The best indicator of April prices, however, will be scrap flows at dealer yards and the tons mills receive from this month’s trades, buyers and sellers said, noting they are watching the trends closely.

"February scrap flow sucked. It is only just now starting to slowly improve. I’ve seen a few yards this week and all had lower-than-normal inventories," a mill buyer in the South said. "My concern is that if prices drop in April, we could see a repeat of February—flow slowing down. Certainly I see no reason for prices to increase, and would call it a soft sideways at this point."

A scrap buyer for a Midwest mill said he had since purchased some tons at prices lower that "what we paid in March," suggesting to him that prices could be on the decline. "We have also had additional offers over the last few days that we have turned down. ... (M)argin squeeze (is) the major issue for mills. Currently, we see the market down a minimum of $10 to $20 in April," he said.

A buyer for another Midwest mill projected domestic mill demand will remain steady in April, but noted that the fundamentals could get out of balance if the March price increase leads to heavier material flow.

"The question remains if supply and demand are in balance or out of balance. The uptick in the market may generate enough flow to push it out of balance if the import information is accurate and the export market remains soft," he said.

But the reported prime scrap imports into the South shouldn’t be enough to throw the balance off, he said. "Given the volume of primes traded, two vessels won’t have a huge impact on the total market. It should have an impact on the local markets it is brought into," he said.

"I have seen a steady decline in total prime scrap being offered to me over the last few months so it doesn’t feel like prime scrap is overhanging the market like it had been. There was also a slight widening of the spread between prime and secondary this month, which would seem to support the fact that the overhang is not as severe as it was when the compression occurred," he added. "It’s a little early to try to predict April, but given the large jump we just saw in pricing, I could see it coming back some."

A source at one of the country’s largest scrap companies said the flow of material to processor yards continues to improve with higher offer prices and better weather. "(I) expect supply will be adequate for domestic demand levels. Domestic demand will be very regional. ... (E)xpect the Chicago market to be level with two consumers who purchased minimal scrap in March needing to restock," he said. "(I) expect a soft sideways move for April."

One broker claimed that mills will be wary of sending scrap markets down in April even if it is only to help announced finished product price increases stick.

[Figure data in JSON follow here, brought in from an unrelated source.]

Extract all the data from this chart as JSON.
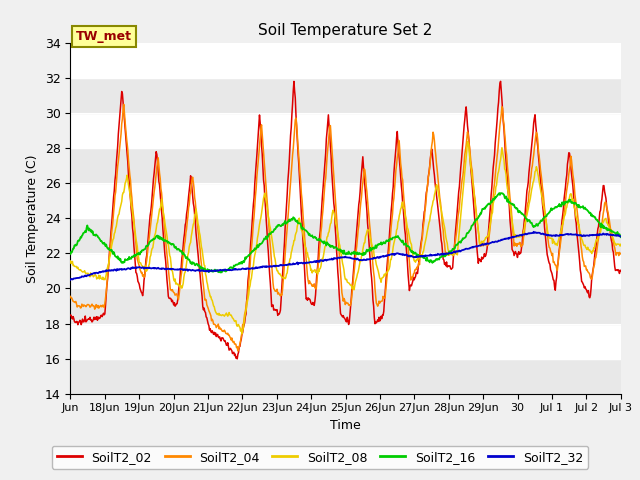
{
  "title": "Soil Temperature Set 2",
  "ylabel": "Soil Temperature (C)",
  "xlabel": "Time",
  "ylim": [
    14,
    34
  ],
  "xlim": [
    0,
    16
  ],
  "fig_facecolor": "#f0f0f0",
  "plot_bg": "#f0f0f0",
  "stripe_color_dark": "#e0e0e0",
  "stripe_color_light": "#f8f8f8",
  "annotation_text": "TW_met",
  "annotation_color": "#990000",
  "annotation_bg": "#ffff99",
  "annotation_border": "#888800",
  "series": [
    {
      "label": "SoilT2_02",
      "color": "#dd0000",
      "lw": 1.1
    },
    {
      "label": "SoilT2_04",
      "color": "#ff8800",
      "lw": 1.1
    },
    {
      "label": "SoilT2_08",
      "color": "#eecc00",
      "lw": 1.1
    },
    {
      "label": "SoilT2_16",
      "color": "#00cc00",
      "lw": 1.3
    },
    {
      "label": "SoilT2_32",
      "color": "#0000cc",
      "lw": 1.3
    }
  ],
  "xtick_positions": [
    0,
    1,
    2,
    3,
    4,
    5,
    6,
    7,
    8,
    9,
    10,
    11,
    12,
    13,
    14,
    15,
    16
  ],
  "xtick_labels": [
    "Jun",
    "18Jun",
    "19Jun",
    "20Jun",
    "21Jun",
    "22Jun",
    "23Jun",
    "24Jun",
    "25Jun",
    "26Jun",
    "27Jun",
    "28Jun",
    "29Jun",
    "30",
    "Jul 1",
    "Jul 2",
    "Jul 3"
  ],
  "ytick_positions": [
    14,
    16,
    18,
    20,
    22,
    24,
    26,
    28,
    30,
    32,
    34
  ],
  "ytick_labels": [
    "14",
    "16",
    "18",
    "20",
    "22",
    "24",
    "26",
    "28",
    "30",
    "32",
    "34"
  ]
}
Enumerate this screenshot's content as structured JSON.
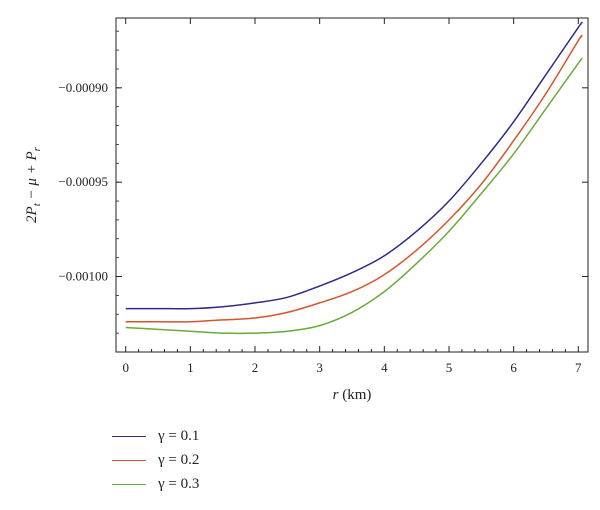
{
  "chart_data": {
    "type": "line",
    "title": "",
    "xlabel": "r (km)",
    "xlabel_var": "r",
    "xlabel_unit": " (km)",
    "ylabel_parts": [
      "2P",
      "t",
      " − μ + P",
      "r"
    ],
    "xlim": [
      -0.15,
      7.15
    ],
    "ylim": [
      -0.00104,
      -0.000863
    ],
    "x_ticks": [
      0,
      1,
      2,
      3,
      4,
      5,
      6,
      7
    ],
    "x_tick_labels": [
      "0",
      "1",
      "2",
      "3",
      "4",
      "5",
      "6",
      "7"
    ],
    "y_ticks": [
      -0.001,
      -0.00095,
      -0.0009
    ],
    "y_tick_labels": [
      "−0.00100",
      "−0.00095",
      "−0.00090"
    ],
    "grid": false,
    "legend_position": "bottom-left, below plot",
    "x": [
      0,
      0.5,
      1,
      1.5,
      2,
      2.5,
      3,
      3.5,
      4,
      4.5,
      5,
      5.5,
      6,
      6.5,
      7,
      7.05
    ],
    "series": [
      {
        "name": "γ = 0.1",
        "color": "#2e2a86",
        "values": [
          -0.001017,
          -0.001017,
          -0.001017,
          -0.001016,
          -0.001014,
          -0.001011,
          -0.001005,
          -0.000998,
          -0.000989,
          -0.000976,
          -0.00096,
          -0.00094,
          -0.000918,
          -0.000893,
          -0.000868,
          -0.000866
        ]
      },
      {
        "name": "γ = 0.2",
        "color": "#d8542a",
        "values": [
          -0.001024,
          -0.001024,
          -0.001024,
          -0.001023,
          -0.001022,
          -0.001019,
          -0.001014,
          -0.001008,
          -0.000999,
          -0.000986,
          -0.00097,
          -0.000951,
          -0.000928,
          -0.000903,
          -0.000875,
          -0.000873
        ]
      },
      {
        "name": "γ = 0.3",
        "color": "#6aaa3a",
        "values": [
          -0.001027,
          -0.001028,
          -0.001029,
          -0.00103,
          -0.00103,
          -0.001029,
          -0.001026,
          -0.001019,
          -0.001008,
          -0.000993,
          -0.000976,
          -0.000956,
          -0.000935,
          -0.000911,
          -0.000887,
          -0.000885
        ]
      }
    ]
  }
}
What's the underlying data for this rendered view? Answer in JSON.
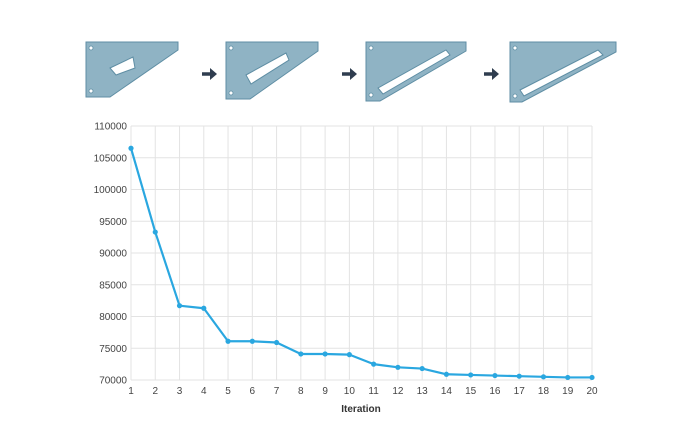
{
  "colors": {
    "series": "#2aa7e0",
    "shape_fill": "#8fb3c4",
    "shape_stroke": "#5f8ea4",
    "arrow": "#2f3d4f",
    "grid": "#e3e3e3"
  },
  "optimization_stages": {
    "count": 4,
    "icon_names": [
      "optimized-shape-iteration-1",
      "optimized-shape-iteration-2",
      "optimized-shape-iteration-3",
      "optimized-shape-iteration-4"
    ],
    "arrow_icon": "right-arrow-icon"
  },
  "chart_data": {
    "type": "line",
    "xlabel": "Iteration",
    "ylabel": "",
    "title": "",
    "categories": [
      "1",
      "2",
      "3",
      "4",
      "5",
      "6",
      "7",
      "8",
      "9",
      "10",
      "11",
      "12",
      "13",
      "14",
      "15",
      "16",
      "17",
      "18",
      "19",
      "20"
    ],
    "series": [
      {
        "values": [
          106500,
          93300,
          81700,
          81300,
          76100,
          76100,
          75900,
          74100,
          74100,
          74000,
          72500,
          72000,
          71800,
          70900,
          70800,
          70700,
          70600,
          70500,
          70400,
          70400
        ]
      }
    ],
    "ylim": [
      70000,
      110000
    ],
    "yticks": [
      "110000",
      "105000",
      "100000",
      "95000",
      "90000",
      "85000",
      "80000",
      "75000",
      "70000"
    ],
    "grid": true,
    "legend": "none"
  }
}
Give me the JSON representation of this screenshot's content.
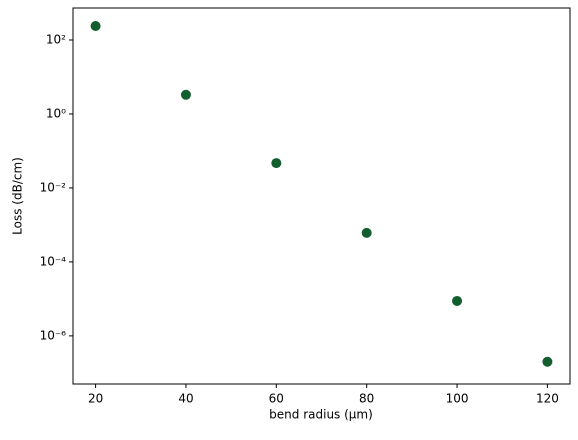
{
  "chart_data": {
    "type": "scatter",
    "x_label": "bend radius (μm)",
    "y_label": "Loss (dB/cm)",
    "x": [
      20,
      40,
      60,
      80,
      100,
      120
    ],
    "series": [
      {
        "color": "#125e2e",
        "values": [
          239,
          3.3,
          0.047,
          0.00061,
          8.8e-06,
          2e-07
        ]
      }
    ],
    "xlim": [
      15,
      125
    ],
    "xticks": [
      20,
      40,
      60,
      80,
      100,
      120
    ],
    "ylim": [
      5e-08,
      733
    ],
    "yscale": "log",
    "yticks": [
      {
        "value": 100,
        "label": "10²"
      },
      {
        "value": 1,
        "label": "10⁰"
      },
      {
        "value": 0.01,
        "label": "10⁻²"
      },
      {
        "value": 0.0001,
        "label": "10⁻⁴"
      },
      {
        "value": 1e-06,
        "label": "10⁻⁶"
      }
    ]
  }
}
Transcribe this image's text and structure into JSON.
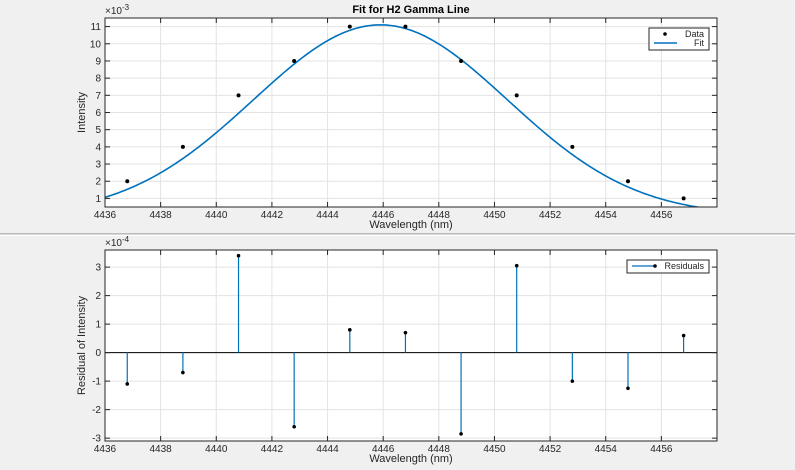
{
  "chart_data": [
    {
      "type": "scatter",
      "title": "Fit for H2 Gamma Line",
      "xlabel": "Wavelength (nm)",
      "ylabel": "Intensity",
      "exponent": "×10",
      "exponent_power": "-3",
      "xlim": [
        4436,
        4458
      ],
      "ylim": [
        0.5,
        11.5
      ],
      "xticks": [
        4436,
        4438,
        4440,
        4442,
        4444,
        4446,
        4448,
        4450,
        4452,
        4454,
        4456
      ],
      "yticks": [
        1,
        2,
        3,
        4,
        5,
        6,
        7,
        8,
        9,
        10,
        11
      ],
      "grid": true,
      "legend_position": "top-right",
      "series": [
        {
          "name": "Data",
          "kind": "points",
          "color": "#000000",
          "x": [
            4436.8,
            4438.8,
            4440.8,
            4442.8,
            4444.8,
            4446.8,
            4448.8,
            4450.8,
            4452.8,
            4454.8,
            4456.8
          ],
          "y": [
            2,
            4,
            7,
            9,
            11,
            11,
            9,
            7,
            4,
            2,
            1
          ]
        },
        {
          "name": "Fit",
          "kind": "gaussian",
          "color": "#0072bd",
          "amplitude": 11.1,
          "center": 4445.9,
          "sigma": 4.57
        }
      ]
    },
    {
      "type": "stem",
      "title": "",
      "xlabel": "Wavelength (nm)",
      "ylabel": "Residual of Intensity",
      "exponent": "×10",
      "exponent_power": "-4",
      "xlim": [
        4436,
        4458
      ],
      "ylim": [
        -3.1,
        3.6
      ],
      "xticks": [
        4436,
        4438,
        4440,
        4442,
        4444,
        4446,
        4448,
        4450,
        4452,
        4454,
        4456
      ],
      "yticks": [
        -3,
        -2,
        -1,
        0,
        1,
        2,
        3
      ],
      "grid": true,
      "legend_position": "top-right",
      "series": [
        {
          "name": "Residuals",
          "color": "#0072bd",
          "x": [
            4436.8,
            4438.8,
            4440.8,
            4442.8,
            4444.8,
            4446.8,
            4448.8,
            4450.8,
            4452.8,
            4454.8,
            4456.8
          ],
          "y": [
            -1.1,
            -0.7,
            3.4,
            -2.6,
            0.8,
            0.7,
            -2.85,
            3.05,
            -1.0,
            -1.25,
            0.6
          ]
        }
      ]
    }
  ]
}
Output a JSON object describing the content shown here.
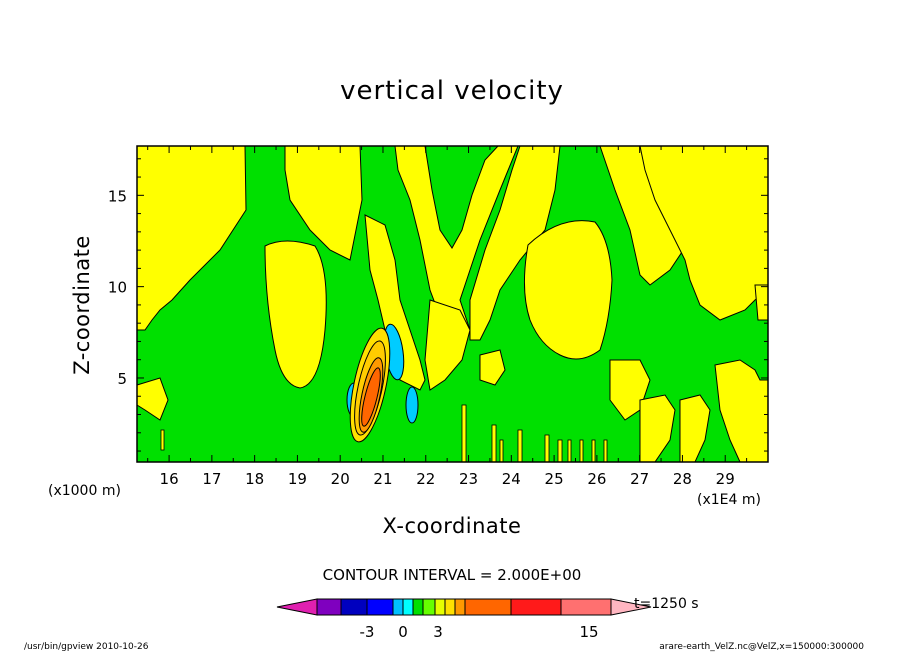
{
  "chart_data": {
    "type": "contour",
    "title": "vertical velocity",
    "xlabel": "X-coordinate",
    "ylabel": "Z-coordinate",
    "x_scale_note": "(x1000 m)",
    "x_offset_note": "(x1E4 m)",
    "x_ticks": [
      16,
      17,
      18,
      19,
      20,
      21,
      22,
      23,
      24,
      25,
      26,
      27,
      28,
      29
    ],
    "y_ticks": [
      5,
      10,
      15
    ],
    "xlim": [
      15.25,
      30.0
    ],
    "ylim": [
      0.4,
      17.7
    ],
    "contour_interval_text": "CONTOUR INTERVAL = 2.000E+00",
    "contour_interval": 2.0,
    "time_label": "t=1250 s",
    "colorbar": {
      "labels": [
        "-3",
        "0",
        "3",
        "15"
      ],
      "colors": [
        "#7f00bf",
        "#0000bf",
        "#0000ff",
        "#00bfff",
        "#00ffff",
        "#00e000",
        "#66ff00",
        "#e6ff00",
        "#ffe000",
        "#ff9900",
        "#ff6600",
        "#ff1a1a",
        "#ff7070",
        "#ffb6c1"
      ],
      "min_arrow_color": "#e020b0",
      "max_arrow_color": "#ffb6c1"
    },
    "field_colors": {
      "positive_weak": "#ffff00",
      "near_zero": "#00e000",
      "positive_strong": "#ff6600",
      "positive_mid": "#ffcc00",
      "negative": "#00ccff",
      "negative_mid": "#00e8ff"
    }
  },
  "footer": {
    "left": "/usr/bin/gpview   2010-10-26",
    "right": "arare-earth_VelZ.nc@VelZ,x=150000:300000"
  }
}
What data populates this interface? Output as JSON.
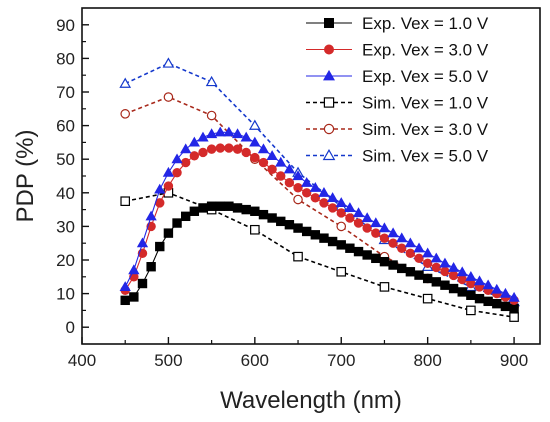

"You could see $10 to $15 coming off the top. (But) I would caution against a January price return. Pipeline flow into yards and mills need to be reconciled. We are at March 14 and it’s not there yet. Spring, however, is right around the corner and that will have an effect," he said. "Mills need to be cautious—they are all fighting for steel prices to stick. They do not want to portray a scrap market in decline just yet."

The broker said it also was too early to write off interest from Turkey, despite others claiming otherwise. "Turkey is still here. They have interest and that fact has relevance," he said. A sideways price move "is not big enough to get people bearish. I’m not saying that the Turks will drive April, but they have not gone away just yet."

A Midwest scrap dealer said busheling prices have already lost about $10 per ton on bids and offers this week, while a broker in the region claimed some mills and brokers were intentionally putting out weak signals.

"One broker was out offering to buy small volumes at down numbers. Maybe some mills are just trying to push an agenda. I think scrap supply is in balance with demand. Flows are not very good and some factors like iron ore pricing are true, but it doesn’t negate the fact that there’s very little scrap out there," the Midwest broker said.

"The only real question remaining will be if the mills are receiving the scrap which they purchased or if shipments remain slow," a Chicago dealer said.